I have a MySQL query (Ubu 10.04,Innodb, Core i7, 16Gb RAM, SSD drives, MySQL params optimized):
SELECT
COUNT(DISTINCT subscriberid)
FROM
em_link_data
WHERE
linkid in (SELECT l.id FROM em_link l WHERE l.campaignid = '2900' AND l.link != 'open')
The table em_link_data has about 7million rows, em_link has a few thousand.
This query will take about 18 seconds to complete. However, if I substitute the results
of the subquery and do this:
SELECT
COUNT(DISTINCT subscriberid)
FROM
em_link_data
WHERE
linkid in (24899,24900,24901,24902);
then the query will run in less than 1 millisecond. The subquery alone runs in less than 1ms, the column linkid is indexed.

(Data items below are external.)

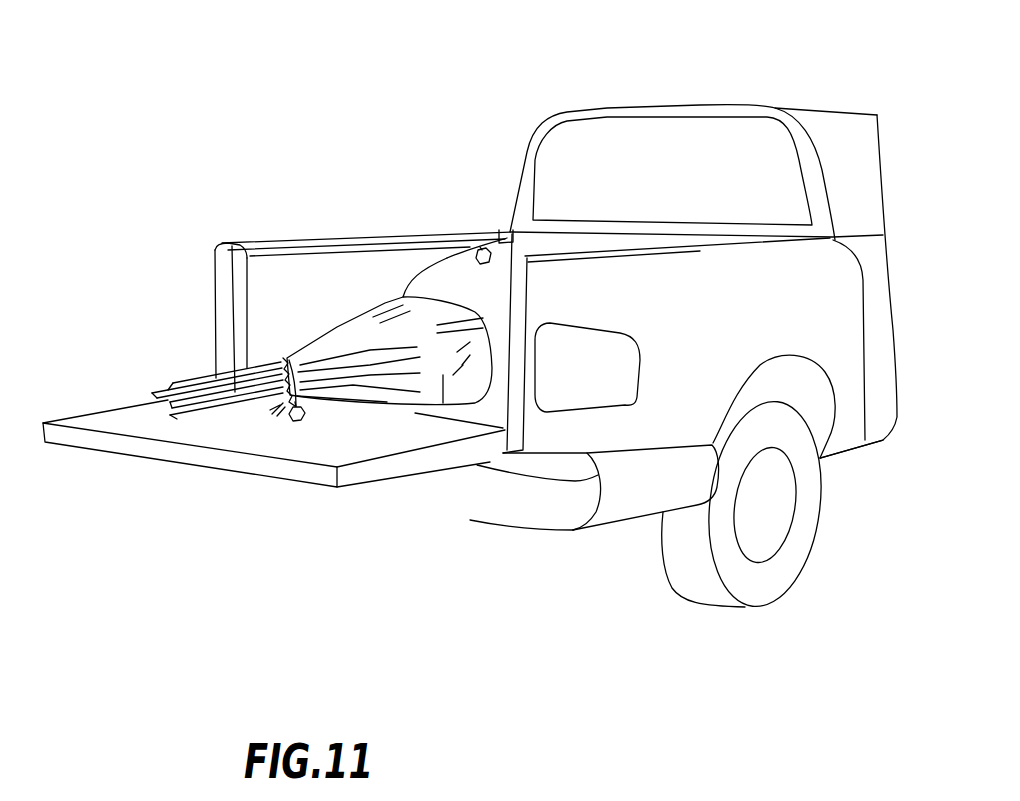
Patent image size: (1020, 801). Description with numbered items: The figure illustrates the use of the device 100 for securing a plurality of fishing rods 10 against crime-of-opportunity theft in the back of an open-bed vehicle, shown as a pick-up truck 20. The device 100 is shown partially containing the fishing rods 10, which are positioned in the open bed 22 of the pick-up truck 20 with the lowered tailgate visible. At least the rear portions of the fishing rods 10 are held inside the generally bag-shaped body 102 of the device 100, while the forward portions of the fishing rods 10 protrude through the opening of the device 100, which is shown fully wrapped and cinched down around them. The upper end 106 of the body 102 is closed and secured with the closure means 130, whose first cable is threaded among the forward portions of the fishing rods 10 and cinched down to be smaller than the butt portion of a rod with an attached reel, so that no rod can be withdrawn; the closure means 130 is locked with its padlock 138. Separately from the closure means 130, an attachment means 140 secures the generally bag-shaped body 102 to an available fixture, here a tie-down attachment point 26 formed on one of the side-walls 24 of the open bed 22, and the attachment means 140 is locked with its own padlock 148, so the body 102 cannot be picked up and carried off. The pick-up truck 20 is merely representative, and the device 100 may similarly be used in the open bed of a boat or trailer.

The fishing rods 10 is at (210, 388).
The pick-up truck 20 is at (705, 104).
The open bed 22 is at (504, 420).
The side-wall 24 is at (480, 242).
The tie-down attachment point 26 is at (508, 230).
The device 100 is at (334, 327).
The generally bag-shaped body 102 is at (445, 405).
The upper end 106 is at (285, 356).
The closure means 130 is at (272, 406).
The padlock 138 is at (297, 412).
The attachment means 140 is at (414, 270).
The padlock 148 is at (440, 252).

If I rewrite the query as a join, also less than 1ms. Why is a "IN" query so slow with a subquery in it and why so fast with values in it? I can't rewrite the query (bought software) so I was hoping there is some tweak or hint to speedup this query! Any help is appreciated.
Subqueries execute every time you evaluate them (in MySQL anyway, not all RDBMSes), i.e. you're basically running 7 million queries! Using a JOIN, if possible, will reduce this to 1. Even if adding indexing improves performance of those, you're still running them.
Yes, IN
with subqueries is slow. Use a join instead.
SELECT
COUNT(DISTINCT subscriberid)
FROM em_link_data JOIN em_link ON em_link_data.linkid=em_link.id
WHERE em_link.campaignid = '2900' AND em_link.link != 'open'
And make sure you've defined indexes on em_link_data.linkid
and em_link.id
.
The problem is that MySQL executes queries from outside to inside, while you might think that your subquery is done once and then its results are passed to the WHERE expression of the outer query (see MySQL documentation).

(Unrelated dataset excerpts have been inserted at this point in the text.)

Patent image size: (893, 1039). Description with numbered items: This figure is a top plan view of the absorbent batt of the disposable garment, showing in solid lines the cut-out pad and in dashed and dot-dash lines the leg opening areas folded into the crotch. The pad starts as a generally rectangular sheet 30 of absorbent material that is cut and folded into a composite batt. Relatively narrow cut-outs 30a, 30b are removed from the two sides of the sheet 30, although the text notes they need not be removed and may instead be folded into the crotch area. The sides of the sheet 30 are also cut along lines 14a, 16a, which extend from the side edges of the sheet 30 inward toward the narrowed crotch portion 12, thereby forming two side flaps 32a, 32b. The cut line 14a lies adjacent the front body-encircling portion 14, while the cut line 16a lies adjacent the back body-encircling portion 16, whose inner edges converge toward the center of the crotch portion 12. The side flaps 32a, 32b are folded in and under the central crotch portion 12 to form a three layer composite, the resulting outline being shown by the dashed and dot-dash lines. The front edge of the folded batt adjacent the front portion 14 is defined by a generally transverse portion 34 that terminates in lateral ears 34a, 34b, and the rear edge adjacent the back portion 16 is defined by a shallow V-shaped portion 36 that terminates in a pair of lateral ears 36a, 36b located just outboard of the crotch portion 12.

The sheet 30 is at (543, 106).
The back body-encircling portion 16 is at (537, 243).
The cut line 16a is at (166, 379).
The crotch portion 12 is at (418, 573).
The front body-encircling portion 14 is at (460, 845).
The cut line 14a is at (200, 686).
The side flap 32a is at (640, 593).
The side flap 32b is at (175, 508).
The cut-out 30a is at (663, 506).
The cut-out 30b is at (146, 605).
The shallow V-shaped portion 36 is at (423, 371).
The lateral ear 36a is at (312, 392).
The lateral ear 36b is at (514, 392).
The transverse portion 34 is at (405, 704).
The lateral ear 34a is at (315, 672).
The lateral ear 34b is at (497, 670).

If you can't rewrite your query, you should do the following optimizations:
- add an index on
campaignid
and link
as FrustratedWithFormsDesigner said
- check that the subquery uses indexes correctly by doing
EXPLAIN SELECT ...
- enable and tweak query cache, as that should speed up the subquery being called multiple times
One more idea would be to install MySQL proxy and write a little script that intercepts your query and rewrites it to use a join.
If your subquery is fast thus campaignid and link are absolutely indexed.
l.id is PK and clustered thus is fast.
But as far as I remember(from last time I checked this subject) , mysql describes about its internal optimizations for "in" subqueries to use the index sort of subquery result to improve performance and also uses cache for the left side of "IN" to drag it inside the subquery faster and if indexes are set true it must not have such difference to use inner join or "IN" rather than caching and it may be due to cache problem and massive data.
http://dev.mysql.com/doc/internals/en/transformation-scalar-in.html
I don't know the situation of the software but if you can use INNER JOIN and you have (probably) some additional definitions before the IN clause in the WHERE clause of your outer query make sure to move that clauses to before of your main INNER JOIN via a temporary INNER JOIN behaves similar to an intervenient "where" clause sequentially and reduces the number of cross comparisons in a JOIN like this :
SELECT ... FROM t
INNER JOIN (SELECT 1) AS tmp ON t.asd=23
INNER JOIN t2 ON ...
Sample comparisons of normal and temp join lookups : 1000 * 1000 > 1000 + (100 * 1000)
Also it seems the subquery is filtered by constant vals thus if it was me I was gonna put the clauses in a sub query generating the resultset and reduce the number of comparisons in a JOIN like this :
SELECT ... FROM t
INNER JOIN (SELECT ... FROM t2 WHERE constant clauses) AS tbl2 ON ...
Anyway, in the "IN" query, comparing any column of the table in the subquery to any column of the table in outer query requires the columns of both side to be precisely indexed (regard to composite indexes) but still it may be a cache problem.
EDITED :
Also I was curious to ask : Can the making a composite index on l.campaignid, l.link and l.id make any sense?